- Thursday, June 15, 2023

Proving the adage that the road to hell is paved with good intentions, America’s policy of allowing unaccompanied alien children, known as UACs, who arrive at our border to enter and remain here is inflicting grievous harm on the children themselves and on communities across the country where they are placed.

Under a 1997 legal agreement known as the Flores Settlement, UACs are released to sponsors in the United States or placed in suitable shelters as quickly as possible.

Eleven years later, Congress, with the best of intentions, reauthorized the Trafficking Victims Protection Act, which includes provisions requiring the Border Patrol to turn UACs over to the Department of Health and Human Services within 72 hours to be placed with sponsors inside the country.
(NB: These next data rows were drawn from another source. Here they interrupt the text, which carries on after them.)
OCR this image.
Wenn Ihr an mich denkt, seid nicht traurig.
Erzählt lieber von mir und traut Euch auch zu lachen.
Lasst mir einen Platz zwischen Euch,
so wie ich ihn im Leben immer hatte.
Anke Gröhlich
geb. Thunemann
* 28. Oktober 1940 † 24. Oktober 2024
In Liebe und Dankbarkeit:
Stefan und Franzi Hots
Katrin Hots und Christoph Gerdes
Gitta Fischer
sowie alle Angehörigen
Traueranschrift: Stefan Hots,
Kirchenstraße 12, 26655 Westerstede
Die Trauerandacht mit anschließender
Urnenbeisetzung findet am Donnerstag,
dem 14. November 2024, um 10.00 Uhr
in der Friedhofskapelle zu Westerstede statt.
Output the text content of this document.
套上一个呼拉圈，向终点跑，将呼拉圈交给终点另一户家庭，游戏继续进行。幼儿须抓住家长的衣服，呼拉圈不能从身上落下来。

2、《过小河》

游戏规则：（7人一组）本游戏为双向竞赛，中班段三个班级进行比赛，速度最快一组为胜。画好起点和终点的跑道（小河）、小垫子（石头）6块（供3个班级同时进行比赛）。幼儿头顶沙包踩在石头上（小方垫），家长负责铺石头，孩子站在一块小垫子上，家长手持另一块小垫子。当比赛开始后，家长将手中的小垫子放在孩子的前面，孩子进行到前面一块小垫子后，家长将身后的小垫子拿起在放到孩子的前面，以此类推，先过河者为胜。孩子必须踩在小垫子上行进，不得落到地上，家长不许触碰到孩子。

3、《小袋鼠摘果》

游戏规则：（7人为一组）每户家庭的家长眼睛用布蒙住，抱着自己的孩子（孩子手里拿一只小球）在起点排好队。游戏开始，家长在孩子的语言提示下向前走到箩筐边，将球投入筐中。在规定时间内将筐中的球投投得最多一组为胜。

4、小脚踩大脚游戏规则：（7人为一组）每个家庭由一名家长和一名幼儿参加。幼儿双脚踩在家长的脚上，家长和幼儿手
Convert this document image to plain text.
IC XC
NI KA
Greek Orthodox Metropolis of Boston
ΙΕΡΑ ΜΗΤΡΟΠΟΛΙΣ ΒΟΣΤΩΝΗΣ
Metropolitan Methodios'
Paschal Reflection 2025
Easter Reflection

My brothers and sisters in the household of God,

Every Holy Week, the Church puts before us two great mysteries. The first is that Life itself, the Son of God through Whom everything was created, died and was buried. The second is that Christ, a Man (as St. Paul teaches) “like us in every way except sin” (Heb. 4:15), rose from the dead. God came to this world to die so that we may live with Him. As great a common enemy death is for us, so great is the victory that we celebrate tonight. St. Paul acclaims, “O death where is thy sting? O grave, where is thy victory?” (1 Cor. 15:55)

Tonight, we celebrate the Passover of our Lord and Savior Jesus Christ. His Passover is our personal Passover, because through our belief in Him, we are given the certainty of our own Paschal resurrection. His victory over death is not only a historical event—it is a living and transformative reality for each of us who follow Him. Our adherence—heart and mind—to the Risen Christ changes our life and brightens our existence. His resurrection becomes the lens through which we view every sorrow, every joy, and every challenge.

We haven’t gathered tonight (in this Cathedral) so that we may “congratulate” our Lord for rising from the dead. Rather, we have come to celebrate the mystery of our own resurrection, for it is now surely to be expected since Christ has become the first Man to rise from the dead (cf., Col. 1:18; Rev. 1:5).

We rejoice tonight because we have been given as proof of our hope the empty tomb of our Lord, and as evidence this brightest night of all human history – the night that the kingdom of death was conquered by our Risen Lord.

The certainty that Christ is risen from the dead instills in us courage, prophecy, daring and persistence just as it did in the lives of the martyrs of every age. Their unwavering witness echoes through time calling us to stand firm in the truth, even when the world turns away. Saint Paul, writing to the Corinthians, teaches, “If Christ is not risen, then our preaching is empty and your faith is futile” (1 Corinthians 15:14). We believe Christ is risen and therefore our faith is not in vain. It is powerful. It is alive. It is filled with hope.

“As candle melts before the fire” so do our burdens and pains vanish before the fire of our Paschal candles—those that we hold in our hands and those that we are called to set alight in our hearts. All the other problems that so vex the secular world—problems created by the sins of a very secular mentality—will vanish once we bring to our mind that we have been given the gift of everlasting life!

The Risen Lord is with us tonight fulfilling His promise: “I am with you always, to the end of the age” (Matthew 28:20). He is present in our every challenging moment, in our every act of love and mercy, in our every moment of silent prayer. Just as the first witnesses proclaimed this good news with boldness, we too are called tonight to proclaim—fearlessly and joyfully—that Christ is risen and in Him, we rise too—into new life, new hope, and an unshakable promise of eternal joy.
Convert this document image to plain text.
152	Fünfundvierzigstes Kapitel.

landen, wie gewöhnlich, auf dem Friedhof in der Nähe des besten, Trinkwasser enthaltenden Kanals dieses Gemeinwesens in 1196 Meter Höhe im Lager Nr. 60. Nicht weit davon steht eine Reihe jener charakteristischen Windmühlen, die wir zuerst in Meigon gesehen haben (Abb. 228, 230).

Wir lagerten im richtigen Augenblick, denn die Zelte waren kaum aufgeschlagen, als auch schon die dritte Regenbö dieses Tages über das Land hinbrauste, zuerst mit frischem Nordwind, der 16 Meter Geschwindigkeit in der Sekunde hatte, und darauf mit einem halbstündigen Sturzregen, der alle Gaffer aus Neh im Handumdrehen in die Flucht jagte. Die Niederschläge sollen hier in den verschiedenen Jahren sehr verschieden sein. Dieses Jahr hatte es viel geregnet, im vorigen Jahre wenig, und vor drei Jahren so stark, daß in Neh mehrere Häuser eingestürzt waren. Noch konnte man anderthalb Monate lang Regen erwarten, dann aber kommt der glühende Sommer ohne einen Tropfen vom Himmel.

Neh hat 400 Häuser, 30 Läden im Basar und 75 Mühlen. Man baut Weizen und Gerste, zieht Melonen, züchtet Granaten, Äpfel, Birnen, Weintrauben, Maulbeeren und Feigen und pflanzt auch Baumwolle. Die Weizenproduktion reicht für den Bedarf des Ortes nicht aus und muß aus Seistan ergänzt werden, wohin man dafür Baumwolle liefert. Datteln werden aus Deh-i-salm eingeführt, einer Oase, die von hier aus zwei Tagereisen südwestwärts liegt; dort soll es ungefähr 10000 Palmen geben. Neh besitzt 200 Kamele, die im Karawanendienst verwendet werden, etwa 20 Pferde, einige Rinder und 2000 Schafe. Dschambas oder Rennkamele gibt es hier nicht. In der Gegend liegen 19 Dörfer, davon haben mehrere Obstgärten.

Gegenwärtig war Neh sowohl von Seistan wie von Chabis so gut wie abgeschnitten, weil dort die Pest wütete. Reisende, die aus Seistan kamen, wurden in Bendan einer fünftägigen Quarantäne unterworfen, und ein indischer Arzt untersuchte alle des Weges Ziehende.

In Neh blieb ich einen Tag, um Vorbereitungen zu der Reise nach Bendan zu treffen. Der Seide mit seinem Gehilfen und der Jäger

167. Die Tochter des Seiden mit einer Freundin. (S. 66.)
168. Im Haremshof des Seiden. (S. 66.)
Predictably, Flores and the Victims Protection Act resulted in growing numbers of UACs turning up at our borders. A policy motivated by our admirable desire to protect vulnerable children quickly devolved into an immoral one that actually encourages the exploitation of children.

At its most innocuous level, admitting any minor who turns up at our border serves as a catalyst for family separation. We all remember the firestorm that sparked when the Trump administration rightfully separated children from the adults who accompanied them to the border — in most cases temporarily, but also to ensure that the adults traveling with them were their parents or guardians.

President Biden was so critical of his predecessor’s policy that early in his administration, he engaged in failed negotiations to pay reparations to families that were separated at the border.

Nevertheless, the Biden administration has taken no steps to end the inducements for UACs, who continue to arrive in record numbers, most brought here by criminal cartels that reap billions in profits from this trade. In fiscal 2022, some 152,000 UACs arrived at our borders — a figure that is double the number in fiscal 2019 when the Trump administration was in control. By definition, each of these UACs represents a separated family.

In addition, the administration has taken no meaningful steps to curb widespread abuses that allow many adults — some as old as their mid-20s — to gain entry by posing as minors.

With few safeguards to ensure these aliens are under the age of 18, adult aliens can claim to be minors to receive the benefits of UAC status, infiltrate our schools, and threaten the safety of our communities. We know of far too many instances where an adult alien has posed as a minor and later committed serious — and even fatal — crimes.

Even more disturbing than the abuse of our laws is the abuse of many of the UACs themselves.

The criminal cartels that lure parents to send their children to the United States with the promise that they will enjoy a better life are not acting out of the goodness of their hearts.

They expect to get paid, which often means children as young as preteens find themselves working in dangerous jobs. Others face a worse fate in the sex trafficking industry.

The situation has become so abhorrent that even The New York Times (not noted for its strong stance against illegal immigration) could not ignore the exploitation.

“Migrant children, who have been coming into the United States without their parents in record numbers, are ending up in some of the most punishing jobs in the country. This shadow workforce extends across industries in every state, flouting child labor laws that have been in place for nearly a century,” the newspaper reported this past February.

Moreover, in its zeal to release the record numbers of UACs who are arriving, the administration is sacrificing due diligence before releasing children into the custody of “sponsors” who, in many cases, turn out to be agents of the cartels that got them here.

The same New York Times piece uncovered HHS Secretary Xavier Becerra’s exhorting of agency personnel to cut corners.

“This is not the way you do an assembly line,” he complained.

This is not the way an enlightened 21st-century society should act. Even in the current hyperpartisan atmosphere, we should be able to agree that legal settlements and outdated laws that encourage the separation of children from their parents, the burden on communities across the country, and the exploitation of children must end.

First, it is time for Congress to override the ill-conceived Flores Settlement by enacting legislation that requires that UACs — and those pretending to be — be reunited with their families in their homelands, rather than given a free pass into the United States.

Second, Congress must revise the Trafficking Victims Protection Act to ensure that the law ends the trafficking and smuggling of minors instead of encouraging it.

The damage being done by Flores and the Victims Protection Act is undeniable and grievous. Fixing it is not a political issue; it is a moral imperative.

• Rep. Troy E. Nehls, a Republican, represents Texas’ 22nd Congressional District. From 2013 to 2021, he served as sheriff of Fort Bend County, Texas. Dan Stein is president of the Federation for American Immigration Reform.